Hoje li um artigo muito interessante (e viajado) sobre o conto A bela e a fera (da simbologia alquimia ao processo de individualização*) e em resumo o artigo abordou o caráter transformador dos personagens (seres humanos), desde a transformação na aparência animalesca (fera) para perfeita (príncipe) como também na transformação interior, como a de Bela que no começo é uma heroína boazinha, indiferente e humilde - tendo inclusive medo da Fera inicialmente - até a heroína que convive com a fera, admite estar amando e decide que sente saudades do seu pai mas que vai voltar para a fera e ser feliz pra sempre ao seu lado. O artigo conta mais ou menos que a história fala sobre personagens que se encontram em  estados inconscientes, e que precisam se encontrar atravez de um processo de individualização.
A rosa é o prenúncio de todas as transformações na história, pois a partir dela que a fera é amaldiçoada e que o pai da bela também é quase morto pela fera -por querer levar a flor para a filha- sendo a rosa também um simbolo de que haverá transformação, pois torna possível o encontro da Fera com a Bela.
Eu não sabia que as flores tinham o significado de totalidade, e segundo Jung o simbolismo da rosa é extremamente rico e associado a formatos de procura do ego, busca pela perfeição e até representação da alma, já que as flores também representam o elixir da vida, uma vez que há floração.

Quando ele colheu a rosa daquele jardim, uma Fera apareceu e disse:- Você não devia mexer no meu jardim, por isso vai ser meu prisioneiro!

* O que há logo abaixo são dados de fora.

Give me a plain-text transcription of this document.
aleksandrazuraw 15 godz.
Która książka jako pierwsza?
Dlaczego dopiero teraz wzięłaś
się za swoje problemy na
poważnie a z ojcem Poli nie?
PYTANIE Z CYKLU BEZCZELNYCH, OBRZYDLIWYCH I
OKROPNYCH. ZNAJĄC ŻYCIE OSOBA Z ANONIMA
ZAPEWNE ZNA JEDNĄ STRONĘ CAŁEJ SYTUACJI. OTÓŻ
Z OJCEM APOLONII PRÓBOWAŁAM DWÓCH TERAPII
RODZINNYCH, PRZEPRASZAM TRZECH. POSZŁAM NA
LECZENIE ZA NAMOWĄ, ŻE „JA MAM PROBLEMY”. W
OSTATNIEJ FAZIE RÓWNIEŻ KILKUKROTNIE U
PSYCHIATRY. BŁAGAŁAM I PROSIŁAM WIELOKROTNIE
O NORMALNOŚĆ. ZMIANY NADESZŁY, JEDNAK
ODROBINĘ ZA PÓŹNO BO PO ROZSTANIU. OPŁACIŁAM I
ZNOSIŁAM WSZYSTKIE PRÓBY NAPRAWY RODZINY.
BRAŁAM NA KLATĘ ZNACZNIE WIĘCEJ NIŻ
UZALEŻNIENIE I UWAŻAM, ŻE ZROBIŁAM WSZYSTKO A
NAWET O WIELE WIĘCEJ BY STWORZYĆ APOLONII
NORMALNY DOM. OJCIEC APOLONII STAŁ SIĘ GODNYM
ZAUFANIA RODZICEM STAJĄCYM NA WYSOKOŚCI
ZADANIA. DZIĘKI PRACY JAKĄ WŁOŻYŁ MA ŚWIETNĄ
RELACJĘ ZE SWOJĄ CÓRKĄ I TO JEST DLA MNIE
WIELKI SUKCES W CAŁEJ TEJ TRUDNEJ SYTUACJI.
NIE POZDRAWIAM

O que mais me chamou a atenção também, foi a parte em que o autor diz que a separação corresponde ao primeiro ato de criação. ("Cindi a luz das trevas"). De forma nada otimista (rs) eu também entendi que razões, boas intenções e vontade nunca chegam desacompanhadas, mas que deveriam! E por conta disso, os conflitos veem como missão para que aconteça o nascimento da consciência e do ego.